Gawai Dayak Festival

Gawai Dayak Festival

By Audrey Barry

Gawai is an annual festival celebrated by the Dayak natives in Sarawak, Malaysia, on June 1 and 2. It is a public holiday in Sarawak and is both a religious and a social occasion.

Rituals and offerings carried out by village elders.

The festival – an important part of Dayak social life – is best observed in a longhouse where traditional practices of rituals and offerings are carried by the village elders.

It is said visitors must not refuse a cup of “tuak” or rice wine offered from the elders which tantamount to disrespect.

Gawai is a rite of thanksgiving for a bountiful harvest. Traditional music instruments, gongs will be played accompanied by traditional songs sung by the elders dressed in their traditional costume.

Iban costume

In general, as the festival day approaches, everyone will be busy with general tidying up, grave visiting, paddy drying and milling, collecting and preparing food and final house decoration.

On the first day of June, Dayak homes are opened to guests for a month. This practice is called “ngabang”. Open houses may also be organised by Dayak associations or non-government organisations.

A month prior to Gawai, most of the locals would prepare the tuak or rice wine. This famous concoction is made of glutinous rice collected from the recent harvest mixed with home-made yeast and is left for fermentation. Another stronger brew made by the locals is called “langkau” (clear waterlike form), whereby fermented tuak goes through a process of heating and condensation before it is collected in a container.

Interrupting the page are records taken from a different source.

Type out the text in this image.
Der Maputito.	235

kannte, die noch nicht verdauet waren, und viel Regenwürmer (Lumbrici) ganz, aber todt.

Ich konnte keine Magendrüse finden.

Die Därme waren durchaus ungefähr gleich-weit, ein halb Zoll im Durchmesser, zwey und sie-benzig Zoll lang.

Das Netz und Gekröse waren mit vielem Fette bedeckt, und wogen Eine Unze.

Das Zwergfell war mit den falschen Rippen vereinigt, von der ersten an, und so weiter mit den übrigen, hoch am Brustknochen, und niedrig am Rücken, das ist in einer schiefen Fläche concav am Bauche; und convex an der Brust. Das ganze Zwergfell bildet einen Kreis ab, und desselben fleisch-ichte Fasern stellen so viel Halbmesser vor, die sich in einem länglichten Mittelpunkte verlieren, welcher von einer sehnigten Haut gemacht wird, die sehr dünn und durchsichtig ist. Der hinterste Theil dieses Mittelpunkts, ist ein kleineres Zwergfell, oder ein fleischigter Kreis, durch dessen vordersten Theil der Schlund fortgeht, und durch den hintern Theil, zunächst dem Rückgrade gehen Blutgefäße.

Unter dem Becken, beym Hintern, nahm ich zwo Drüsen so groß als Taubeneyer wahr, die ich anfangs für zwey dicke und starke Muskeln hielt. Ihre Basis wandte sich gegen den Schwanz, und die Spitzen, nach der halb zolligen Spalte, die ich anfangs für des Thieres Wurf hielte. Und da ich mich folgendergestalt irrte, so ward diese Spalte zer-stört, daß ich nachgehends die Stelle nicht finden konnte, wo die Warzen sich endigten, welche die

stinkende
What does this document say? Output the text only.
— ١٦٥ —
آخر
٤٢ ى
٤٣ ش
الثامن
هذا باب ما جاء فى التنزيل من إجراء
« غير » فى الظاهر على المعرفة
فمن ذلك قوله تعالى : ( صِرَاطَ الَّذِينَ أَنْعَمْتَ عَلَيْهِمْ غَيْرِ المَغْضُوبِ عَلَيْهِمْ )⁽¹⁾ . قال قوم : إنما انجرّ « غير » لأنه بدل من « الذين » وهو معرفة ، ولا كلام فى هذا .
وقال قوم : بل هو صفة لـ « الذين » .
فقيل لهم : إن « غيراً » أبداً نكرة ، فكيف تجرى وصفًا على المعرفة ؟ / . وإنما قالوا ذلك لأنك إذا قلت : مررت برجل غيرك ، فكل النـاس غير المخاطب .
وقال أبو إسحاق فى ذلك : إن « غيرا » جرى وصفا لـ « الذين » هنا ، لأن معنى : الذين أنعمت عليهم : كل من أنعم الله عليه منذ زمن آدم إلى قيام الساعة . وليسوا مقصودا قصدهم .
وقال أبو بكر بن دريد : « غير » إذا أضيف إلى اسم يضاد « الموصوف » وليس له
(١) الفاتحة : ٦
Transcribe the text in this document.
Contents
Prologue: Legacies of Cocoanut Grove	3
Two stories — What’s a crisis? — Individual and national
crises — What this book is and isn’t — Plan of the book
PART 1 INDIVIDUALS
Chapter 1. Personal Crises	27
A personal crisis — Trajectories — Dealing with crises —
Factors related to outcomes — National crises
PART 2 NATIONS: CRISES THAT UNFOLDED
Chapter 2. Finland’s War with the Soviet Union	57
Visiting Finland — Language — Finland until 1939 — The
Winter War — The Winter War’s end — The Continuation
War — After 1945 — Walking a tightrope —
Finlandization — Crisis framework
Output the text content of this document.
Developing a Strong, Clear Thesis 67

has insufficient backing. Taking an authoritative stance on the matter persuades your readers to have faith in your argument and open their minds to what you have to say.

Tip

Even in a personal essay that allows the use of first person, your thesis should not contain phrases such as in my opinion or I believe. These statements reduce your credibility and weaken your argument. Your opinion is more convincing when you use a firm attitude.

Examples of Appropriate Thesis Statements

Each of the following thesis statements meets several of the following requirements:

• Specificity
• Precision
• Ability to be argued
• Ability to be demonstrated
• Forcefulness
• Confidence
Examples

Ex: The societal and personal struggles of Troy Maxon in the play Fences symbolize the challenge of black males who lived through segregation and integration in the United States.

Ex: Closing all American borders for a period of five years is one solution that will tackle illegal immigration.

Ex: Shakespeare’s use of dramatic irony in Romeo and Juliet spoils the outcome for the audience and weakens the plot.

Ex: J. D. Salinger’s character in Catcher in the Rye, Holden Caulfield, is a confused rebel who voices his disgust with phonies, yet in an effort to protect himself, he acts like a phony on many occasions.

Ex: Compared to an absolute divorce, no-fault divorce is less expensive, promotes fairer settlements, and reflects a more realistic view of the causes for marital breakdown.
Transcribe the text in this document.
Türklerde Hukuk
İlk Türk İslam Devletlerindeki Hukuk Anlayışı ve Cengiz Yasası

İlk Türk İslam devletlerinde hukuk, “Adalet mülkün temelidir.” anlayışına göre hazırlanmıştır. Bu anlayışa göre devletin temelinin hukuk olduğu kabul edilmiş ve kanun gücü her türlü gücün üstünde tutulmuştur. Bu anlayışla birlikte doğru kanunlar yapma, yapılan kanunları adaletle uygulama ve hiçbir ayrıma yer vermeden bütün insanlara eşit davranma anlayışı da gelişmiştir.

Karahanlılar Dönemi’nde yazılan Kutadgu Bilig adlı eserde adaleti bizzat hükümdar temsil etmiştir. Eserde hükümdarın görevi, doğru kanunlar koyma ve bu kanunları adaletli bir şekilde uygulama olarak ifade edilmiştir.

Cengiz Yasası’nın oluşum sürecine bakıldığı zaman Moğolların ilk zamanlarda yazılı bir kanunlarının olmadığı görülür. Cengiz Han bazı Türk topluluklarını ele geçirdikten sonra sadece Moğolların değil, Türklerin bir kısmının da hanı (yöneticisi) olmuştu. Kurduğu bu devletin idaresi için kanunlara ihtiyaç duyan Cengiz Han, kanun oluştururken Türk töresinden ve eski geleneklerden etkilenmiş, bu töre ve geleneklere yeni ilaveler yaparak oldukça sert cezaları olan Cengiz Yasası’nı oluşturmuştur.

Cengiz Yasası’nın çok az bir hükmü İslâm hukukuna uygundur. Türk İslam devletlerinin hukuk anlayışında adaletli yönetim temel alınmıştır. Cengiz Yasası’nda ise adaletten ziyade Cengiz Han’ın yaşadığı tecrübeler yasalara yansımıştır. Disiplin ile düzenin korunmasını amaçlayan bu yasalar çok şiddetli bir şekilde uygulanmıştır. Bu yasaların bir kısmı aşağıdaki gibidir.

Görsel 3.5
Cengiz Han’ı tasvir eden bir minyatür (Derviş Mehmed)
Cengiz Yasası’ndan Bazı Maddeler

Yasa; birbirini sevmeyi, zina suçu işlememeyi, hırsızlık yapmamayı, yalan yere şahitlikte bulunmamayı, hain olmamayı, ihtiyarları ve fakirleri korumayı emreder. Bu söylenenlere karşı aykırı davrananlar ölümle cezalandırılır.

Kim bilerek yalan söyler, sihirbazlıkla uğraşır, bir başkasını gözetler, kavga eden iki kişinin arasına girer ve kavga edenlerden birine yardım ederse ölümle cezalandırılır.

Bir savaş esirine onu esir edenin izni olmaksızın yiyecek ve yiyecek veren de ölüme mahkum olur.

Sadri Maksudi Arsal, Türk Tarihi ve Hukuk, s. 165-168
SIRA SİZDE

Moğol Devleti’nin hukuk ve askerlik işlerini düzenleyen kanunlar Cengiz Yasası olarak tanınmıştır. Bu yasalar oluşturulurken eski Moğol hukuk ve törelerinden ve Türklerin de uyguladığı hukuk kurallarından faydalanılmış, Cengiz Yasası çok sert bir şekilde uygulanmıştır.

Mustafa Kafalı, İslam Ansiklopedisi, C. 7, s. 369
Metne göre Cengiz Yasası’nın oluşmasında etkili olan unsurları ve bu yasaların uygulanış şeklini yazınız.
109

Dayak home opened for guests for a month

Special dishes of vegetables such as wild midin fern, fiddlehead fern, bamboo shoots, tapioca leaves and Dayak round brinjals from nearby jungle, farms or gardens are prepared.  Chicken meat is cooked in bamboo logs to make a traditional dish called “pansoh”.

 

 

 

A traditional dish of chicken cooked in bamboo logs, called “pansoh”.

The meat is first mixed with traditional herbs like lemon grass, ginger, tapioca leaves and salt. Any remaining meat is preserved in salt and left for fermentation, which will be eaten raw. Some glutinous rice is cooked in bamboo logs, which is famously known as lemang and it is a must-serve dish.

 

 

 

 

Bidayuh costumes

Gawai festival – first celebrated on June 1, 1965 – has become a symbol of unity, aspiration and hope for the Dayak community, but it is losing its traditional appeal as many Dayak natives have moved to work in the cities. Today, it is more of a gathering of family and relatives sans its cultural practices.